Eylül 14, 2022 de ANASAYFA . tarafından

Tunus’da 3. gerçekleşen Dünya Kadın Konferansına toplam 42 ülke, 93 delege ve 450 katılımcı kadınla gerçekleşti.
Dünyanın dörtbir yanından gelen kadınlarla her renkten, her dilden bayraklarımızla, pankartlarımızla 4 Eylül Pazar günü Arap baharının başladığı 14 Ocak meydanındaydık, diğer adıyla Devrim Meydanında..
Diğer gruplar gelene kadar alanda el ilanlarımızı dağıttık ve bütün grupların gelmesiyle birlikte coşkulu bir yürüyüş gerçekleşti.

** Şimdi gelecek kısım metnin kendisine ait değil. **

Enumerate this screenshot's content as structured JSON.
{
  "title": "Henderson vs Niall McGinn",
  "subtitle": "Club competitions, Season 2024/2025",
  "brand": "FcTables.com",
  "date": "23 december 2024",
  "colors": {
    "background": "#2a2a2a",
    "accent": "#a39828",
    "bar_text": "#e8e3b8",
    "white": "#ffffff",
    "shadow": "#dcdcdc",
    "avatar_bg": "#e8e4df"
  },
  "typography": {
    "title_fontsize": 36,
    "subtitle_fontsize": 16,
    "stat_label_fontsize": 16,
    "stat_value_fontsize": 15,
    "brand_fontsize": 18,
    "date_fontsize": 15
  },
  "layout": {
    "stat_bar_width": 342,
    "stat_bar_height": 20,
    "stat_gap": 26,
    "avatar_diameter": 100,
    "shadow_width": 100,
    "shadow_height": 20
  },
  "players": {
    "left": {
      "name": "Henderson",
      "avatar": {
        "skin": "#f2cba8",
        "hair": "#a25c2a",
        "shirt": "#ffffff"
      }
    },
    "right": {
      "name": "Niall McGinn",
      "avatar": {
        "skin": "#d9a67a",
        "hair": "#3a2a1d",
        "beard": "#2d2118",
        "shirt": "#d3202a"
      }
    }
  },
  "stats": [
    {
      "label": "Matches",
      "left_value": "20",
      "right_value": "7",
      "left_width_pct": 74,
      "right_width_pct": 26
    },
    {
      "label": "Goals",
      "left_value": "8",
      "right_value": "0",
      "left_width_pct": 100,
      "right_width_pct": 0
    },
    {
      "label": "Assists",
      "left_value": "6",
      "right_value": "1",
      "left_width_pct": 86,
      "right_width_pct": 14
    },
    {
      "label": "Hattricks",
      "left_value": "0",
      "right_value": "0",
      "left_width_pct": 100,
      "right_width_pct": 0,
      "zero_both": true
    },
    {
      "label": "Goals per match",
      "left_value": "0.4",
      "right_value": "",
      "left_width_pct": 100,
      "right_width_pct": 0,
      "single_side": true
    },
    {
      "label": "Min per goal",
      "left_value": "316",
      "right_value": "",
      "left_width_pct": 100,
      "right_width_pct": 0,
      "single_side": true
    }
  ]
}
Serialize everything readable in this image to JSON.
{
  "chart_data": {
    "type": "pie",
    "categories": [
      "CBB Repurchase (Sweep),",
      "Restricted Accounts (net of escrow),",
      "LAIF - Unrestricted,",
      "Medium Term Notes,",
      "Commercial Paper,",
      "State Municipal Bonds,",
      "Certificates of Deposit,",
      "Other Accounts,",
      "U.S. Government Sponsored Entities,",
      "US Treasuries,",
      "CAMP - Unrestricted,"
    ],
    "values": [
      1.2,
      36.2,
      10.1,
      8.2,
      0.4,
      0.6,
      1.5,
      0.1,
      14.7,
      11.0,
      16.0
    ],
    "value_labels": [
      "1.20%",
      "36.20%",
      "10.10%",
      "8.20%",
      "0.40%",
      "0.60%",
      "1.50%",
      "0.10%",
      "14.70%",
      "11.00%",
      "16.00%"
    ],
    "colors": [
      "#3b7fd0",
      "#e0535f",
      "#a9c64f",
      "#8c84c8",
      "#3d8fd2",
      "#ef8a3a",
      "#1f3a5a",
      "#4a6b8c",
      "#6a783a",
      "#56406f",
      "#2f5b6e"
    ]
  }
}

Bütün kadınların coşkusunu görmeye, yaşanmaya değerdi.
Binlerce kadındık..
Binlerce sınırları aşan..
Binlerce idealleri ortaklaştıran..
Binlerce özgürlük, eşitlik ve adalet hedefine yürüyen…

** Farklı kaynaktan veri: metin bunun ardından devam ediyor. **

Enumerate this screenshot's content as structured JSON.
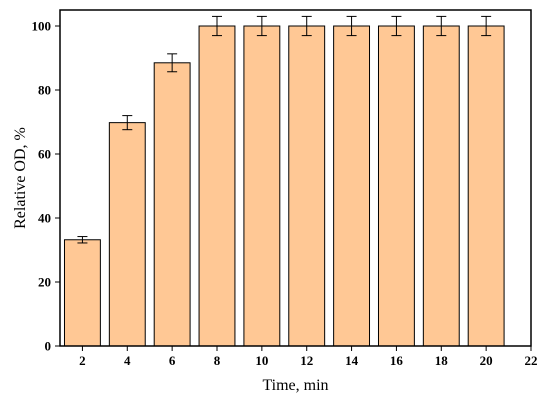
{
  "chart_data": {
    "type": "bar",
    "xlabel": "Time, min",
    "ylabel": "Relative OD, %",
    "xlim": [
      1,
      22
    ],
    "ylim": [
      0,
      105
    ],
    "x_ticks": [
      "2",
      "4",
      "6",
      "8",
      "10",
      "12",
      "14",
      "16",
      "18",
      "20",
      "22"
    ],
    "y_ticks": [
      "0",
      "20",
      "40",
      "60",
      "80",
      "100"
    ],
    "categories": [
      2,
      4,
      6,
      8,
      10,
      12,
      14,
      16,
      18,
      20
    ],
    "values": [
      33.2,
      69.8,
      88.5,
      100,
      100,
      100,
      100,
      100,
      100,
      100
    ],
    "errors": [
      1.0,
      2.2,
      2.8,
      3.0,
      3.0,
      3.0,
      3.0,
      3.0,
      3.0,
      3.0
    ],
    "bar_color": "#FFC895",
    "grid": false,
    "legend": "none"
  }
}
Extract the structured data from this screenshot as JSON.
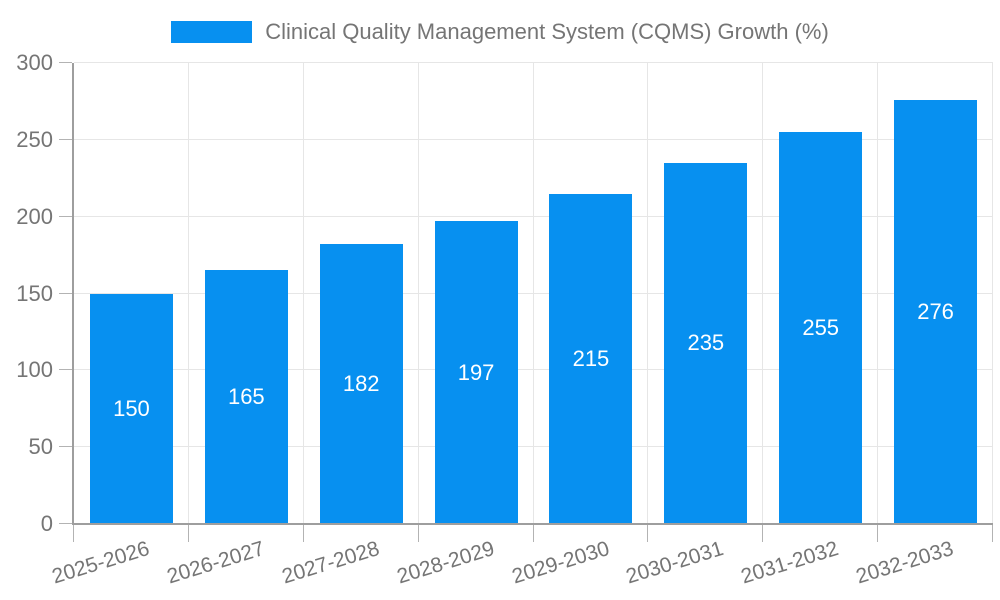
{
  "legend": {
    "label": "Clinical Quality Management System (CQMS) Growth (%)"
  },
  "chart_data": {
    "type": "bar",
    "title": "Clinical Quality Management System (CQMS) Growth (%)",
    "categories": [
      "2025-2026",
      "2026-2027",
      "2027-2028",
      "2028-2029",
      "2029-2030",
      "2030-2031",
      "2031-2032",
      "2032-2033"
    ],
    "values": [
      150,
      165,
      182,
      197,
      215,
      235,
      255,
      276
    ],
    "xlabel": "",
    "ylabel": "",
    "ylim": [
      0,
      300
    ],
    "yticks": [
      0,
      50,
      100,
      150,
      200,
      250,
      300
    ],
    "grid": true,
    "legend_position": "top-center",
    "value_labels": "inside-center",
    "xlabel_rotation_deg": -17
  },
  "colors": {
    "bar": "#0790f0",
    "grid": "#e6e6e6",
    "axis": "#9e9e9e",
    "tick": "#b3b3b3",
    "axis_label": "#757575",
    "value_label": "#ffffff",
    "background": "#ffffff"
  }
}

Öncelikle enternasyonal ruhun coşkusu yaşanmaya değerdi…
–« Jin Jiyan Azadi ! »
« Dünya Yerinden Oynar, Kadınlar Özgür Olsa »
El Pueblo Unido Jamas Sera Vensido ! (Halkların birleşik mücadelesi asla yenilmez.) »
So so Solidarité Avec les Femmes du Monde Entier »(Da- da- dayanışma bütün dünya kadınlarıyla.)
« Vive la Solidarité Internationale des Femmes »(Yaşasın Enternasyonal Kadın Dayanışması)

Fransız devrimci kadınlarının « Debout debout debout (Ayağa kalk !) »şarkısı da ayrıca anlamlıydı.. Yürüyüş bittikten sonra da tiyatro önünde Sloganlarımız devam etti…
Ardından Che Guevara (Comandante Che) şarkısı eşliğinde coşkulu bir açılış akşamı gerçekleştirdik…
5-6 Eylül de 31 atölye ile çalışmalar başladı.
5 Eylül’de biz de ADKH olarak Fransız grupla birlikte « Göçmenlik ve Küreselleşme » çalışmasını gerçekleştirdik. Özellikle Arfikalı göçmen kadınlarının anlattıkları hikayeleri, kendi ülkelerinde de bir göçmen olmaları ve göç bölgesin de yaşadıkları zolukların boyutu gösteriyor ki iç yada dış göçün sonuçları oldukça ağır yaşanıyor. Emperyalizmin küresel saldırıları arttıkça bu göçlerin daha da artarak devam edeceği ve buna karşı kadının kendi kurtuluşunun destekçisi değil öznesi olması gerektiği ve sınıfsal kurtuluşuna katılması gerektiği de anlatıldı.
Odalar da tartışılan diğer başlıklar ise ; Kadın emeğinin görünür kılınması.. Öz Savunma haktır- Kadın beyanı esastır, ispatı erkeğe aittir..Toplumsal cinsiyet eşitsizliği… Sendikalarda kadın ötgütlenmesinin zorluğu..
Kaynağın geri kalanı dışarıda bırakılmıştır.